Clinical relevance

Clinical relevance evaluates the clinical importance of an indicator’s topic and its ability to improve the quality and safety of care or clinical situation related to the topic. This step is based on the analysis of existing professional and organisational references, legal texts and working group opinions. The working group is representative of all actors involved in the process subject to assessment: healthcare professionals, clinicians and medical information coders, patients and users of the healthcare system.

Feasibility

This is defined as the ability of the healthcare organisation to collect the data required to produce the indicator autonomously, and to assess the acceptability regarding the workload. In particular, it assesses the ability to access data source and the time spent collecting data.

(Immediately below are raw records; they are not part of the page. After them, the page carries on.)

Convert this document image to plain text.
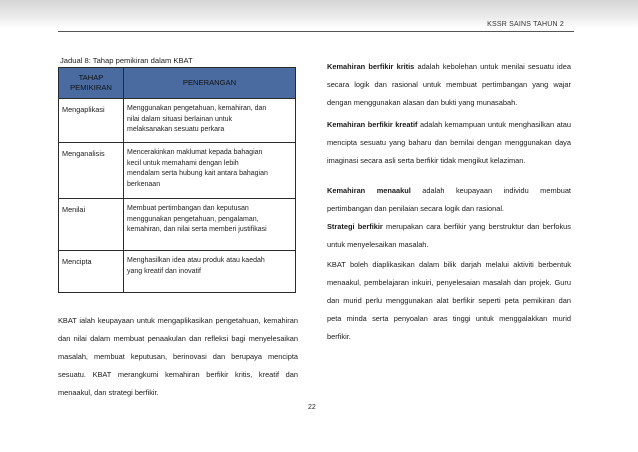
KSSR SAINS TAHUN 2
Jadual 8: Tahap pemikiran dalam KBAT
TAHAP
PEMIKIRAN	PENERANGAN
Mengaplikasi	Menggunakan pengetahuan, kemahiran, dan
nilai dalam situasi berlainan untuk
melaksanakan sesuatu perkara

Menganalisis	Mencerakinkan maklumat kepada bahagian
kecil untuk memahami dengan lebih
mendalam serta hubung kait antara bahagian
berkenaan

Menilai	Membuat pertimbangan dan keputusan
menggunakan pengetahuan, pengalaman,
kemahiran, dan nilai serta memberi justifikasi

Mencipta	Menghasilkan idea atau produk atau kaedah
yang kreatif dan inovatif
KBAT ialah keupayaan untuk mengaplikasikan pengetahuan, kemahiran dan nilai dalam membuat penaakulan dan refleksi bagi menyelesaikan masalah, membuat keputusan, berinovasi dan berupaya mencipta sesuatu. KBAT merangkumi kemahiran berfikir kritis, kreatif dan menaakul, dan strategi berfikir.
Kemahiran berfikir kritis adalah kebolehan untuk menilai sesuatu idea secara logik dan rasional untuk membuat pertimbangan yang wajar dengan menggunakan alasan dan bukti yang munasabah.
Kemahiran berfikir kreatif adalah kemampuan untuk menghasilkan atau mencipta sesuatu yang baharu dan bernilai dengan menggunakan daya imaginasi secara asli serta berfikir tidak mengikut kelaziman.
Kemahiran menaakul adalah keupayaan individu membuat pertimbangan dan penilaian secara logik dan rasional.
Strategi berfikir merupakan cara berfikir yang berstruktur dan berfokus untuk menyelesaikan masalah.
KBAT boleh diaplikasikan dalam bilik darjah melalui aktiviti berbentuk menaakul, pembelajaran inkuiri, penyelesaian masalah dan projek. Guru dan murid perlu menggunakan alat berfikir seperti peta pemikiran dan peta minda serta penyoalan aras tinggi untuk menggalakkan murid berfikir.
22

Ability to result in healthcare quality improvement

  • Variability between healthcare organisations:  an indicator’s ability to distinguish healthcare organisations through observation of result variability.
  • Deviation from a benchmark: an indicator’s ability to identify areas of improvement through observation of a deviation from an expected benchmark.
  • Identification of corrective actions: a healthcare organisation's ability to identify achievable improvement actions.
  • Negative induced effects relate to an indicator's potential to create an undesirable behavior that will modify the indicator’s result without it actually being linked to the quality care (e.g., clinical practice documented as done when not actually performed).

Metrologic qualities

  • Reproducibility measures an indicator’s ability to produce similar results when repeated on a same patient record by another individual. It is assessed by inter-observer stability.
  • Internal consistency measures the internal consistency or homogeneity between items used to calculate a score.
  • Validity of face-to-face assesses if there is a mutual understanding of an indicator by all users.
  • Content validity measures an indicator's ability to represent all important dimensions of an assessed clinical situation.